Jenderal Lapangan GAKMI, Dhincorax menilai proyek bibit nanas itu penuh kejanggalan.

Ia menyebut adanya ketidaksesuaian jumlah bibit yang diterima petani, distribusi yang tidak transparan, hingga dugaan kuat mark-up anggaran.

"Rp60 miliar itu bukan angka kecil. Ini uang rakyat dan harus diawasi. Kami mendesak kejaksaan segera memanggil dan memeriksa seluruh pihak terkait, termasuk rekanan dan pejabat dinas," tegas Dhincorax.

Kepala Desa Tidak Tahu

Salah satu lokasi distribusi bibit nanas berada di Desa Jangan-Jangan, Kecamatan Pujananting, Kabupaten Barru.

Kepala desa, Rahmansyah, mengaku terkejut mendengar kabar bahwa anggaran proyek tersebut mencapai Rp60 miliar.

Ia menegaskan pihak desa sama sekali tidak tahu. Mereka juga tidak menerima anggaran dalam bentuk uang.

"Saya tidak tahu-menahu soal dana Rp60 miliar itu. Sepemahaman kami di desa, kami hanya menerima bantuan bibit sebanyak 300 ribu batang, ditambah 1.500 bibit cadangan untuk mengganti tanaman yang mati atau gagal tumbuh," ujar Rahmansyah.
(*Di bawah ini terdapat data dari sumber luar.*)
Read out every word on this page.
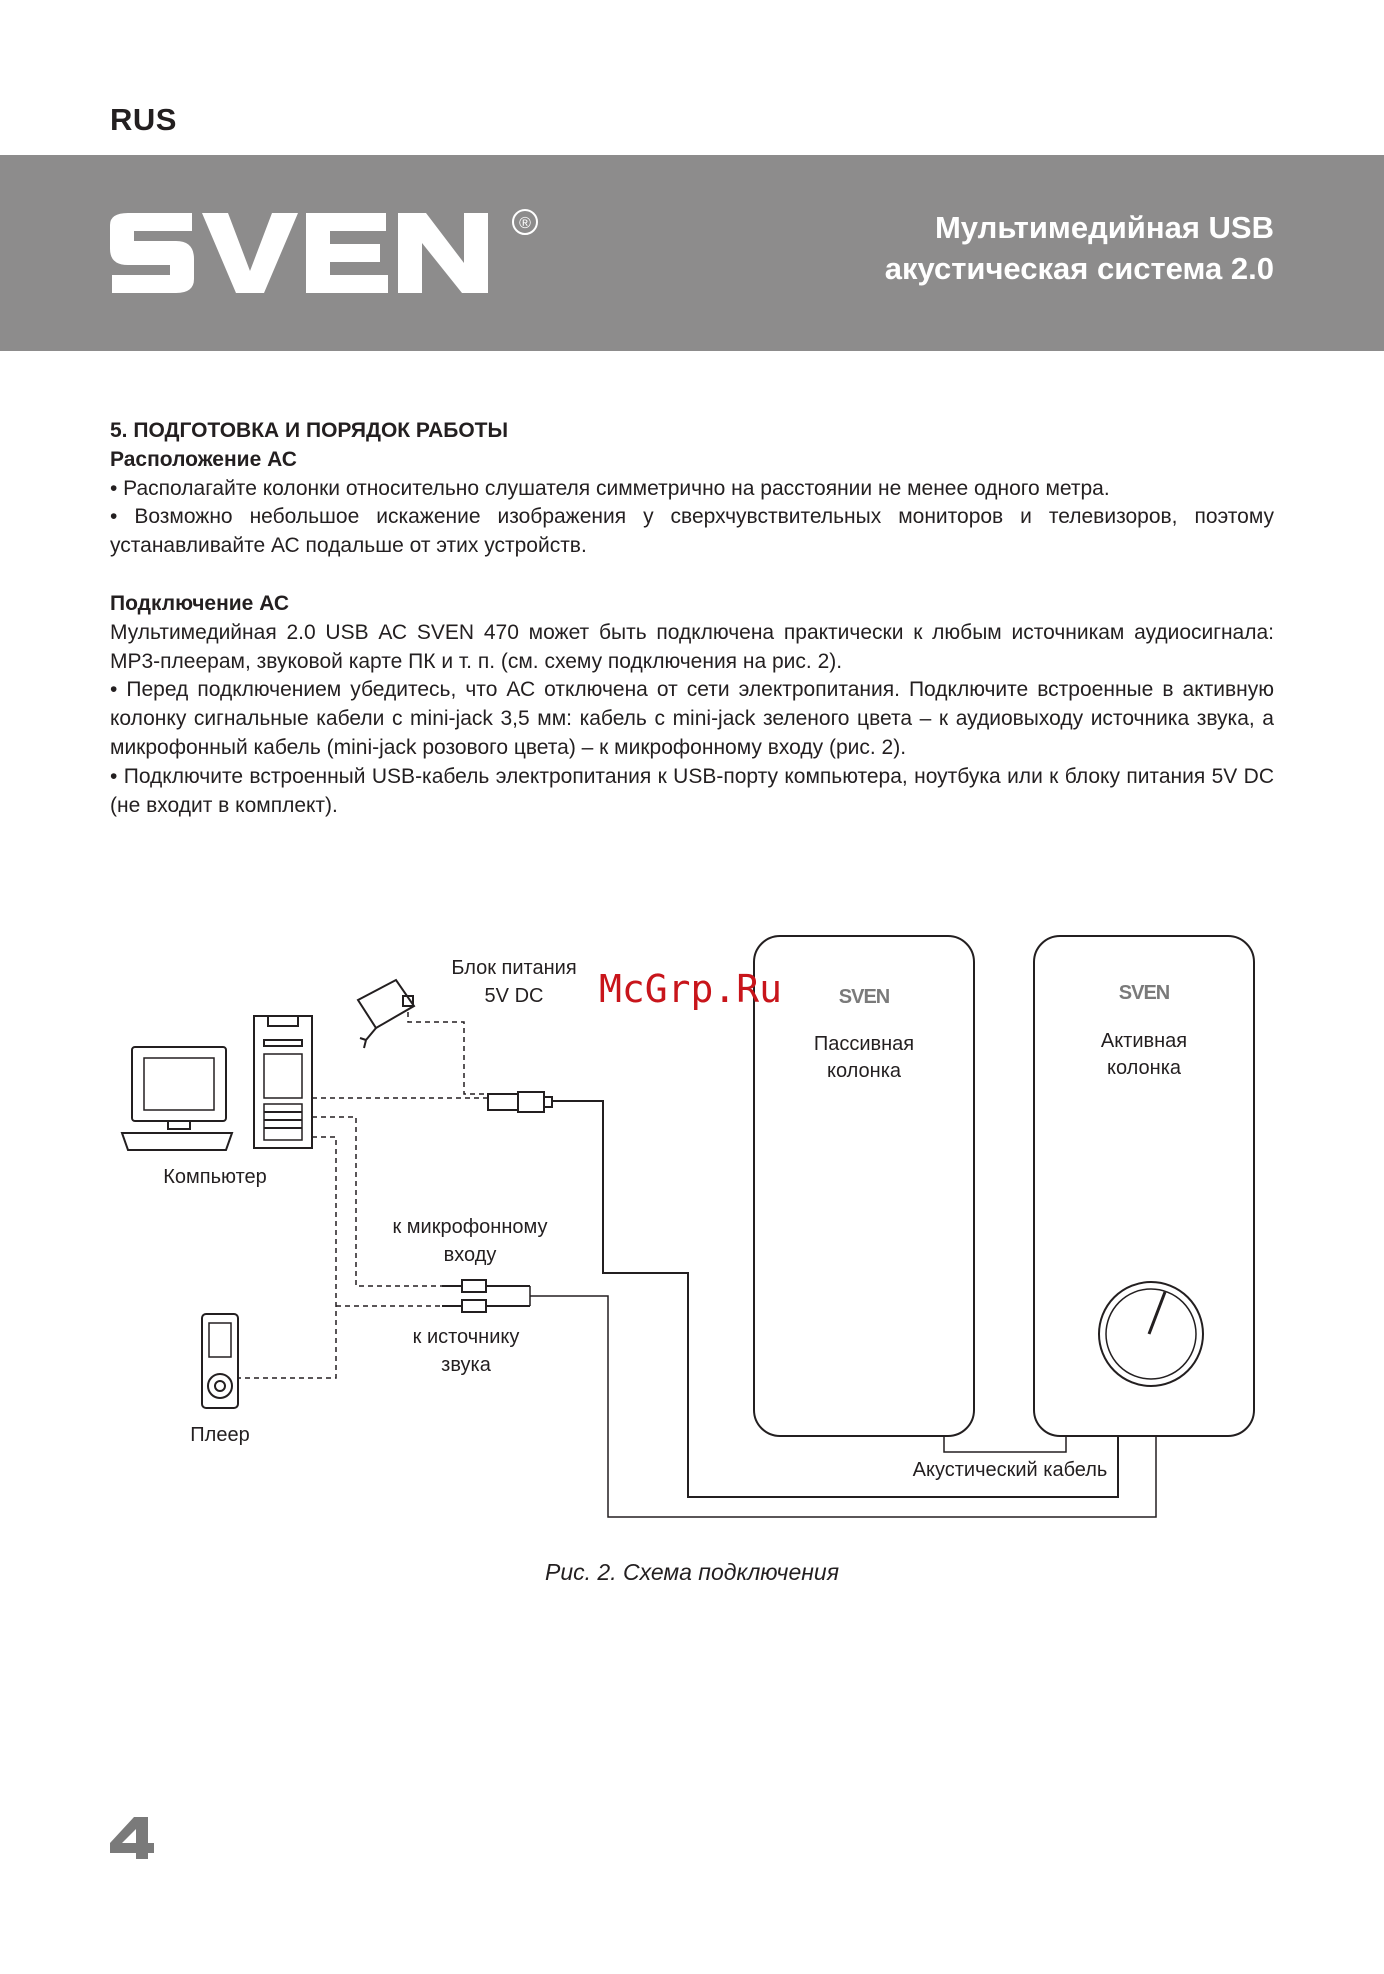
RUS
®	Мультимедийная USB
акустическая система 2.0

5. ПОДГОТОВКА И ПОРЯДОК РАБОТЫ

Расположение АС

• Располагайте колонки относительно слушателя симметрично на расстоянии не менее одного метра.

• Возможно небольшое искажение изображения у сверхчувствительных мониторов и телевизоров, поэтому устанавливайте АС подальше от этих устройств.

Подключение АС

Мультимедийная 2.0 USB АС SVEN 470 может быть подключена практически к любым источникам аудиосигнала: МР3-плеерам, звуковой карте ПК и т. п. (см. схему подключения на рис. 2).

• Перед подключением убедитесь, что АС отключена от сети электропитания. Подключите встроенные в активную колонку сигнальные кабели с mini-jack 3,5 мм: кабель с mini-jack зеленого цвета – к аудиовыходу источника звука, а микрофонный кабель (mini-jack розового цвета) – к микрофонному входу (рис. 2).

• Подключите встроенный USB-кабель электропитания к USB-порту компьютера, ноутбука или к блоку питания 5V DC (не входит в комплект).

SVEN
Пассивная
колонка
SVEN
Активная
колонка
Акустический кабель
Блок питания
5V DC
Компьютер
к микрофонному
входу
к источнику
звука
Плеер
McGrp.Ru
Рис. 2. Схема подключения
Kata Rahmansyah, bantuan bibit itu merupakan bagian dari program pengembangan hortikultura di Barru. Setidaknya tujuh kecamatan ikut menanam bibit nanas tersebut dan Desa Jangan-Jangan ditunjuk sebagai salah satu sentra penanaman.

Menurutnya, seluruh penyaluran bantuan dilakukan langsung oleh dinas teknis, dan pihak desa hanya menerima serta membagikannya ke kelompok tani.

Pemprov Sulsel Hormati Proses Hukum

Plt Kepala Dinas Kominfo SP Sulsel Andi Winarno Eka Putra saat dikonfirmasi mengatakan bahwa Pemprov Sulsel tentu menghormati proses hukum yang berjalan.

"Kami sudah dengar itu, dan tentu Pemprov menghargai proses hukum yang berjalan," singkat Andi Winarno.